Published 6:41 pm Thursday, October 25, 2018

To the Editor:
Like many of us, I was confused about the constitutional amendment to cap our tax rate. Sounds good, doesn’t it? Who isn’t in favor of lower taxes? Too good to be true? I looked at the facts.
The constitutional amendment to permanently cap our tax rate at 7 percent from the existing cap of 10 percent would not lower either individual or corporate income tax rates paid currently. In other words, your taxes will not be lowered by this amendment. Your current rate is already below this. Today, individuals pay a flat 5.499 percent on taxable income while corporations pay 3 percent. Those rates will drop further in January 2019 to 5.25 and 2.5 percent respectively.
So who will benefit from this amendment, if you do not? Millionaires — the very rich — are the primary beneficiaries when the income tax rate is not allowed to go above 7 percent.
The simple truth is that lowering the income tax rate will not lower the critical budget needs in our state.
If you get a pay cut from your employer, do your bills and expenses reduce? Of course not! You still have to pay your electric bill, your mortgage. You still have to fix the leaky roof and provide for your children.
So where does our great state find the money to pay the state’s recurring expenses? To pay our teachers a fair wage? To maintain our sadly neglected schools and highways and bridges? To provide the public services that we all rely on, such as police, child protection, public safety?
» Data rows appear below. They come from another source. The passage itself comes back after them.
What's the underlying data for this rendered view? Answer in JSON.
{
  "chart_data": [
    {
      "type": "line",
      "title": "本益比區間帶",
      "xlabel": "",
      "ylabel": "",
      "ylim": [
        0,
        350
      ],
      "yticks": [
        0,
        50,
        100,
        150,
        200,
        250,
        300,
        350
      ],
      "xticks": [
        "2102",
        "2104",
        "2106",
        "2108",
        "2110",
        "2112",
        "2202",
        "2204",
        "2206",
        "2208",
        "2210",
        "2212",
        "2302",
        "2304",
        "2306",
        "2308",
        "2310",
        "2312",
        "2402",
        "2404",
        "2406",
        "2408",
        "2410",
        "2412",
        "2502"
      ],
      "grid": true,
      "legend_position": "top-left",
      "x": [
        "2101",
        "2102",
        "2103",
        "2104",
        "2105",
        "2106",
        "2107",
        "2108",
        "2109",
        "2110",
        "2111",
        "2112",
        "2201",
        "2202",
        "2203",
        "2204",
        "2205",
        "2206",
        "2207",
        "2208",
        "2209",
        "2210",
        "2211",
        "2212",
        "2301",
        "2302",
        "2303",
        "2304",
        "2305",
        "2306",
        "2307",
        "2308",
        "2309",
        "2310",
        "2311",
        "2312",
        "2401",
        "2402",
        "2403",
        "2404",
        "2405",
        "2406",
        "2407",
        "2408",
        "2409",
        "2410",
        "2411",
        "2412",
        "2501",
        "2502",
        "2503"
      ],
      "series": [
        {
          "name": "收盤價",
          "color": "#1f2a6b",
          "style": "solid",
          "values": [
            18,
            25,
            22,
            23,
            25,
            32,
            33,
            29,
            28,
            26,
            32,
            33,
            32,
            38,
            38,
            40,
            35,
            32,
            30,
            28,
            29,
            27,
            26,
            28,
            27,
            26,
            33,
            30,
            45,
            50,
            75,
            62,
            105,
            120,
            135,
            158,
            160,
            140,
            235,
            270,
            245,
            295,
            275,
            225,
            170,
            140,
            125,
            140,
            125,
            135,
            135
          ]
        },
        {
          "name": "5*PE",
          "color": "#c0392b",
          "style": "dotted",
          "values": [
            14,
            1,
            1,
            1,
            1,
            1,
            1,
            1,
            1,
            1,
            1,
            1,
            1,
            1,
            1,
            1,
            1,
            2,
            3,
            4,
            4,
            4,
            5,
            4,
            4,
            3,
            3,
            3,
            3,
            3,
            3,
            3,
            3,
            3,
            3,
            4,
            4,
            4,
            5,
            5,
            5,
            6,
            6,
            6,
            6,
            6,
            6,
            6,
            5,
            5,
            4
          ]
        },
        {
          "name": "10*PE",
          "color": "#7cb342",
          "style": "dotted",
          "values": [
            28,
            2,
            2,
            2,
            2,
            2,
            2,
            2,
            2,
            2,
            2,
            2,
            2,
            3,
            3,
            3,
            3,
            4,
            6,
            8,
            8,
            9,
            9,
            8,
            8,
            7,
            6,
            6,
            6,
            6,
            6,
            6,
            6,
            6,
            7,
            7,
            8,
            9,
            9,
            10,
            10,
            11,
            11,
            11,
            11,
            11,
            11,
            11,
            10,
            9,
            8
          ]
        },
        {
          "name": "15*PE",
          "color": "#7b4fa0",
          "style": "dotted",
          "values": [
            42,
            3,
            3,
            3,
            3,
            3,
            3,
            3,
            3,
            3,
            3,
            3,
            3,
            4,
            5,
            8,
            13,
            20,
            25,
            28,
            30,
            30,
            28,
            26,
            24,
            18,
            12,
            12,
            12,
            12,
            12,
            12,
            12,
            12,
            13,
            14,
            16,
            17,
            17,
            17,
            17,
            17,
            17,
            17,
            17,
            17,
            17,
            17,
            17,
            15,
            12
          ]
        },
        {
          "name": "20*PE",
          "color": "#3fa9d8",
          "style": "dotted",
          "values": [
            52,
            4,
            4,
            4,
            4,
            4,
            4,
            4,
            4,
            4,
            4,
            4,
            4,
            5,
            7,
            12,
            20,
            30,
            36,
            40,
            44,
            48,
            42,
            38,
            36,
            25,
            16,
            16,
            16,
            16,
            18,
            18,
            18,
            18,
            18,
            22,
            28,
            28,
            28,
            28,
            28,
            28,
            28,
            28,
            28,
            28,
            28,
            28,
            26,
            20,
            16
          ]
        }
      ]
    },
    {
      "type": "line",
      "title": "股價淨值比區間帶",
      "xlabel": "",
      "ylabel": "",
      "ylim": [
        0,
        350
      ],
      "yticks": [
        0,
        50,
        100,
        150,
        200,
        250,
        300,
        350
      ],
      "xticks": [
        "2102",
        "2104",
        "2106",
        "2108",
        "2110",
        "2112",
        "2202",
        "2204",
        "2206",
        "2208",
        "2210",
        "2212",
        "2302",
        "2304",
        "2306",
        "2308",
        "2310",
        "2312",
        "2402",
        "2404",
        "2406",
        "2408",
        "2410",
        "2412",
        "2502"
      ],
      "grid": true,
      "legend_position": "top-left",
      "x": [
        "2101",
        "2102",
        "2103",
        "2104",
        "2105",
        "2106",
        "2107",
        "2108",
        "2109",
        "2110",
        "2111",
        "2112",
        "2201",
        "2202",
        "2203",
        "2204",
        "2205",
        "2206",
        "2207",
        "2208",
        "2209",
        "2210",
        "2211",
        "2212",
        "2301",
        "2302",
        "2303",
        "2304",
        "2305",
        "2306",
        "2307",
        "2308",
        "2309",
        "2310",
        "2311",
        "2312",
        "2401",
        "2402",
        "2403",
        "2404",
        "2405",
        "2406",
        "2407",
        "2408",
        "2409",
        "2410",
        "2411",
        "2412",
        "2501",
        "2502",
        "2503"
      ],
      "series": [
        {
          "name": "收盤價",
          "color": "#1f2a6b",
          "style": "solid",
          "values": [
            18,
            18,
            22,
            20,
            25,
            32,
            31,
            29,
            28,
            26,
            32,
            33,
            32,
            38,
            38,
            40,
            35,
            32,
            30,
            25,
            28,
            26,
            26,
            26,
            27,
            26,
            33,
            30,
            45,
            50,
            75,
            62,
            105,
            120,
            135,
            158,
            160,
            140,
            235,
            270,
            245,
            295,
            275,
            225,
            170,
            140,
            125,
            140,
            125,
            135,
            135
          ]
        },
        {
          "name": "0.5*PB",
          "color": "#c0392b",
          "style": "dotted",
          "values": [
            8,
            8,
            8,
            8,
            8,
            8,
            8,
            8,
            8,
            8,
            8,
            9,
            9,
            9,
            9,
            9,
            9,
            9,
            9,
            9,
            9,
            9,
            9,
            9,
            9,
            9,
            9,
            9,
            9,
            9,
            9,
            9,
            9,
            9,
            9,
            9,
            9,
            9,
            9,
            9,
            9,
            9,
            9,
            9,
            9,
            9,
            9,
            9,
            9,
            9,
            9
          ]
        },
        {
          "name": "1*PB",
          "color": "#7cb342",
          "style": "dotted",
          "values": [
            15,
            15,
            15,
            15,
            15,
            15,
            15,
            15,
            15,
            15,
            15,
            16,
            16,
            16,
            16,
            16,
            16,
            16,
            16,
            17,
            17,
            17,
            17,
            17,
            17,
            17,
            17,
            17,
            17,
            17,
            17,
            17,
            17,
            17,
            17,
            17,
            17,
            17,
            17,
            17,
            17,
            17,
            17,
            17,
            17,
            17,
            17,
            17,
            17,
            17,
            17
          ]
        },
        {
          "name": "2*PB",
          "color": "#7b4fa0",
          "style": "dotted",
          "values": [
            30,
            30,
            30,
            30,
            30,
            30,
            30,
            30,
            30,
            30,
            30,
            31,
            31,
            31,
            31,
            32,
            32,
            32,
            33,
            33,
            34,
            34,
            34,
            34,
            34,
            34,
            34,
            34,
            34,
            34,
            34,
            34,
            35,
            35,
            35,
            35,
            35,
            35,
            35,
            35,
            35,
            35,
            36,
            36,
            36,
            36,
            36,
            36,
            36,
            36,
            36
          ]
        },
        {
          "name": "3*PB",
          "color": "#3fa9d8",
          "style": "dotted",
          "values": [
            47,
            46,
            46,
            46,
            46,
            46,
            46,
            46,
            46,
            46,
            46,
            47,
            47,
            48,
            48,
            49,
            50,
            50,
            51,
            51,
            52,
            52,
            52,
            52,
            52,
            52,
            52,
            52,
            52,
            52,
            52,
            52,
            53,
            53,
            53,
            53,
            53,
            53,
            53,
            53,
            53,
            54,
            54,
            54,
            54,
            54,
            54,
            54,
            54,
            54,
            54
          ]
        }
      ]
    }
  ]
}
There are only a few ways that states can raise funds: income taxes, property taxes, sales taxes and fees. This amendment will shift the burden of the state’s expenses away from the rich and onto our middle class and poor families in the form of higher property taxes, higher sales taxes and higher fees, such as car registration, etc., while the state’s highest income taxpayers, the top 1 percent, continue to reap the benefits from recent tax changes since 2013. Lawmakers would also likely eliminate current income tax deductions that working-class and fixed income families currently receive, in order to reduce the shortfall.
Imagine your employer gives you a raise. You’re happy, right? Until you learn later that your health benefits are costing you more than before. Until you find out that your 401K is no longer funded or your pension will be reduced. So did your employer really give you a raise or just shift the burden of expenses to you?
Lawmakers will also continue to underfund schools, roads, public health and parks. They will have to push greater responsibility to local governments for funding — resulting in higher property taxes. So did you really get a tax cut?
In addition, fewer dollars will be available to make critical, transformative investments in our state, from our sagging educational system to our crumbling roads and bridges.
And what about the unknown future? There’s no way we can predict what federal funding North Carolina will receive. As our population and needs continue to grow, another Hurricane Florence could happen at any time. That’s why it doesn’t make sense to make a permanent change in our state constitution that will tie the hands of lawmakers in the future.
Understand the facts. Don’t be hoodwinked by irrational GOP promises. Better safe than sorry! Vote safe. Vote smart. Vote NO on the constitutional amendment to cap the state income tax rate.